About the dish: Excellent for sandwiches or snack, Eggnog Bread has a fine crumb, a spongy texture and subtle spicy undertones.
National Origin: American
Estimated Time: Over 2 Hours
1 cup water, heated to slightly warmer than body temperature.
1 tbsp. Dry yeast (equals one packet)
3 tbsp. Sugar
1 cup cold commercially produced eggnog
1 teas. Cinnamon
1 teas. (Scant) Allspice
4-5+ cups all purpose flour
1 tsp. Salt (sea salt or regular salt, your choice)
2 tbsp. Olive oil
1 beaten egg + 1 tsp.
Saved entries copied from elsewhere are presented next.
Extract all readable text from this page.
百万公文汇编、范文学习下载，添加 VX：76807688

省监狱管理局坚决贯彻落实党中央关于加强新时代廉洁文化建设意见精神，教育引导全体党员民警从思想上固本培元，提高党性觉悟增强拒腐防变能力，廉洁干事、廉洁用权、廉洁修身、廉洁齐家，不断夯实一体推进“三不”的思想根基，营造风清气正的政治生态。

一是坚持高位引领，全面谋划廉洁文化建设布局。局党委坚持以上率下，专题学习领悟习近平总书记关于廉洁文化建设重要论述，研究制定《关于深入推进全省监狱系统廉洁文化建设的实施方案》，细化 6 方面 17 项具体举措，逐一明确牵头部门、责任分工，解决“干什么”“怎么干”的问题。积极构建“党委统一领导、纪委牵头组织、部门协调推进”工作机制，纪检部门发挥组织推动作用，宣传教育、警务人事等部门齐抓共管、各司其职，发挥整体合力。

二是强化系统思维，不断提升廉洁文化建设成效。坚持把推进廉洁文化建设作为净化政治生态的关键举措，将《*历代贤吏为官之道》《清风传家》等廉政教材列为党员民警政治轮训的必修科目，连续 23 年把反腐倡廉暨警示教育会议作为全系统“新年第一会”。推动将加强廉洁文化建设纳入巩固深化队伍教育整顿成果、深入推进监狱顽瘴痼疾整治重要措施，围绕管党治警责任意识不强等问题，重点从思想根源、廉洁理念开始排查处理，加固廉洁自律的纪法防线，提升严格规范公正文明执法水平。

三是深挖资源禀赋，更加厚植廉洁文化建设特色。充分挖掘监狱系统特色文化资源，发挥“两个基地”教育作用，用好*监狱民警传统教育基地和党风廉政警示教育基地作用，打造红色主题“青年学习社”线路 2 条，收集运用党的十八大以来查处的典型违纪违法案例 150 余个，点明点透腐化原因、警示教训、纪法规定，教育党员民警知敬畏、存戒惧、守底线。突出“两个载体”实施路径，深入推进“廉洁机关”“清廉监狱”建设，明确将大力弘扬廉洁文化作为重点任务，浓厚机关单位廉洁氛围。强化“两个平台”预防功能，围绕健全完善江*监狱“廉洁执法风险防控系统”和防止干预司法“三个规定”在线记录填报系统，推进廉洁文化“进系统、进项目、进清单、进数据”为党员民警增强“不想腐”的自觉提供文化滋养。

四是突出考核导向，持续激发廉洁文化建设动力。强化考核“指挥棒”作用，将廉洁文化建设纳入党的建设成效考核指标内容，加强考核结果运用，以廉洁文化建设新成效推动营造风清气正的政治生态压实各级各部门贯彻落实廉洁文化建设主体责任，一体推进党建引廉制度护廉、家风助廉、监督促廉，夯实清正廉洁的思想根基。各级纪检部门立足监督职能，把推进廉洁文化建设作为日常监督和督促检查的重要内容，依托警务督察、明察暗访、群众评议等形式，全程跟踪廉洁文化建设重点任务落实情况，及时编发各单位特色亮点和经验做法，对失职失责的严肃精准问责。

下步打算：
Water (egg wash)
Pour water into large mixing bowl.
Sprinkle with yeast. (It will sit on the top of the water, but do not stir.)
Sprinkle yeast with sugar. (This will make the yeast sink to the bottom.)
Let the mixture rest until you see bubbles and blooms breaking the surface.
Sprinkle on cinnamon and allspice.
Stir. (Don’t be concerned if all of the spice doesn’t combine; you just want it wet.)
Begin stirring in flour, one cup at a time.
Before stirring in the 3rd cup of flour, sprinkle with salt. Then stir.
Batter should be thickening by this time (about the consistency of cake batter) If you have dough hooks now is the time to get them moving.
Add rest of flour and beat until dough walks its way up the beaters.
Kneed by hand, using extra flour by small handfuls, as necessary, or you can turn it out onto a board to kneed (your preference. I kneed in the mixing bowl; makes less mess.)
Form into a ball when dough springs back when pinched.
Shake any loose flour from your bowl and return the ball of dough to the bowl. Cover with a tea towel and let rise one hour in a warm place.
Heat oven to 375.
After an hour, uncover the dough and make a small indentation in the top of the ball. Pour into it your olive oil. Kneed the olive oil into the dough; form it into a ball once more. Cover and let rest 30 minutes.
After 30 minutes, separate the dough in half. Form into loaves and place in 8″ loaf pans for one hour or until the loaf rises to the just above the edge of the pan.
Brush with egg wash.
Bake for 30-40 minutes until crust is brown and loaf sounds hollow when tapped.
Turn out on a tea towel. Place loaves on their sides and cover completely with tea towel to cool
Bread can be sliced after at least 30 minutes.